In September 1758, an army sergeant was killed and two other soldiers badly injured when 3,000 ammunition cartridges exploded in an accident in the town hall. In the early 19th century theatrical events took place in the town hall with Macbeth being performed there. After significant population growth, largely associated with Morpeth's status as a market town, the area became a municipal borough, with the town hall as its headquarters, in 1835. The town hall was badly damaged in a fire in 1869 and the façade was subsequently restored, so as to create an exact reproduction of the original, and the structure behind it completely rebuilt; this was all at the expense of the 8th Earl of Carlisle, under the supervision of the local architect, Robert James Johnson.

In February 1909, the suffragette and British Liberal Party politician, Alison Garland addressed a meeting in the town hall during which she spoke about votes for women as well as broader political issues. In 1917, the industrialist Lord Joicey bought the town hall from the 11th Earl of Carlisle and presented it to the town, refusing to accept re-imbursement despite a fund raising campaign organised by civic officials. The building then remained the headquarters of the borough council until it moved to new offices at No. 36 Bridge Street which were opened by the mayor, Richard Elliott, on 5 May 1939.
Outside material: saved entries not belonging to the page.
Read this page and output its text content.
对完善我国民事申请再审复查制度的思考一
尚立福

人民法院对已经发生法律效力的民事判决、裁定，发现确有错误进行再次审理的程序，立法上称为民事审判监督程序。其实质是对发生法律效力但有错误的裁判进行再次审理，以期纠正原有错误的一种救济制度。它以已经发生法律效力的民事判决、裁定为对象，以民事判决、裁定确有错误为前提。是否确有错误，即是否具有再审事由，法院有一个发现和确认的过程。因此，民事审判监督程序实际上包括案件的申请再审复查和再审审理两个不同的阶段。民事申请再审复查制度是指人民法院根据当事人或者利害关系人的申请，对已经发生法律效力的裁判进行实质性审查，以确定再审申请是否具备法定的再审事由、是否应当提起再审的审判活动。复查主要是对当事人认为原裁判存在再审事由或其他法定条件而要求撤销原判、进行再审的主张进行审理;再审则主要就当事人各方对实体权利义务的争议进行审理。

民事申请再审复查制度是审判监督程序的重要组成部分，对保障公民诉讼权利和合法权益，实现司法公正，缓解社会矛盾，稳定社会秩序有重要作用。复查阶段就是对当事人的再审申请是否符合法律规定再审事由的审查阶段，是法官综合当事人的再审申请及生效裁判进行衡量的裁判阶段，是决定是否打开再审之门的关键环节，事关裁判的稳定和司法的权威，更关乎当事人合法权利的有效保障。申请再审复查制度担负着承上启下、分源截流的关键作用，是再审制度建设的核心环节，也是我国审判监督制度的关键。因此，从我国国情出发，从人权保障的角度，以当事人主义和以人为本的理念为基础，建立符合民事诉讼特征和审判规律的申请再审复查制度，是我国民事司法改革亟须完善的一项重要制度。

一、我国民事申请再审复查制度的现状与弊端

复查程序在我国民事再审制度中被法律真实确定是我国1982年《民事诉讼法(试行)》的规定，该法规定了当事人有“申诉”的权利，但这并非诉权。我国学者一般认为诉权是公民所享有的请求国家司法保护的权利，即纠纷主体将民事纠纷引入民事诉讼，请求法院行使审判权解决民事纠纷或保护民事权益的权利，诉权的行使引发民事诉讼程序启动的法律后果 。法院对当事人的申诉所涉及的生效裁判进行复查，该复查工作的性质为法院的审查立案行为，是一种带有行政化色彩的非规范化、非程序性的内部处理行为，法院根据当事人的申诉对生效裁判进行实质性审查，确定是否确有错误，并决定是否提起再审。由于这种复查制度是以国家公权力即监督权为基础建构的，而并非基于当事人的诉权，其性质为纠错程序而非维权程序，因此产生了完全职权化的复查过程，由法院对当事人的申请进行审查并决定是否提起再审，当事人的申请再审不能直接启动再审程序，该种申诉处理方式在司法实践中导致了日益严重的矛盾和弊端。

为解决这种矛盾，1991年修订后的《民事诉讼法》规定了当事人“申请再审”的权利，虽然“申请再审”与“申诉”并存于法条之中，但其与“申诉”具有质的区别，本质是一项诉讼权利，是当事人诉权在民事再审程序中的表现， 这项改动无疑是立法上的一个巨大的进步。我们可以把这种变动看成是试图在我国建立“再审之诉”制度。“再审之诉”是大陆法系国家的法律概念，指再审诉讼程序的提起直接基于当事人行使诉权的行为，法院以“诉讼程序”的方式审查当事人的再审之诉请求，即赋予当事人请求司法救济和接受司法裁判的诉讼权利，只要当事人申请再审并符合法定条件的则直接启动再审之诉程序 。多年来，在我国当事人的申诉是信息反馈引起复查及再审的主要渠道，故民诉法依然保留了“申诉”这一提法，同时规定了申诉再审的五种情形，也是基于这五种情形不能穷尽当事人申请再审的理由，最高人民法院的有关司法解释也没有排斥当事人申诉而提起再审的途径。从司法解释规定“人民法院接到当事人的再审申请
The town hall remained the main venue for civic events in the town and later accommodated the offices of Morpeth Town Council as well as the local registrar's office: it also became an approved venue for weddings and civil partnership ceremonies. An extensive programme of restoration works costing £1.1 million was commissioned by the Greater Morpeth Development Trust, carried out to a design by Napper Architects and was completed in 2009. The works involved improved access to the butter market and the restoration of the grand staircase. A bust, designed by Helen Ridehalgh, depicting the former Commander-in-Chief of the Mediterranean Fleet, Vice-Admiral Lord Collingwood, was installed in the butter market in March 2013.

Works of art in the town hall include a portrait by Thomas Lawrence of the former Lord Privy Seal, the 6th Earl of Carlisle, as well as portraits by Thomas Bowman Garvie of Alderman George Barron Grey and of Alderman George Young. Other items of interest displayed in the mayor's parlour include a strong box known as the "town hutch" commissioned by Lord Dacre and containing documents dating back to 1513, a ceremonial mace made in 1604 and several cannonballs used in the siege of Morpeth in January 1644 during the English Civil War.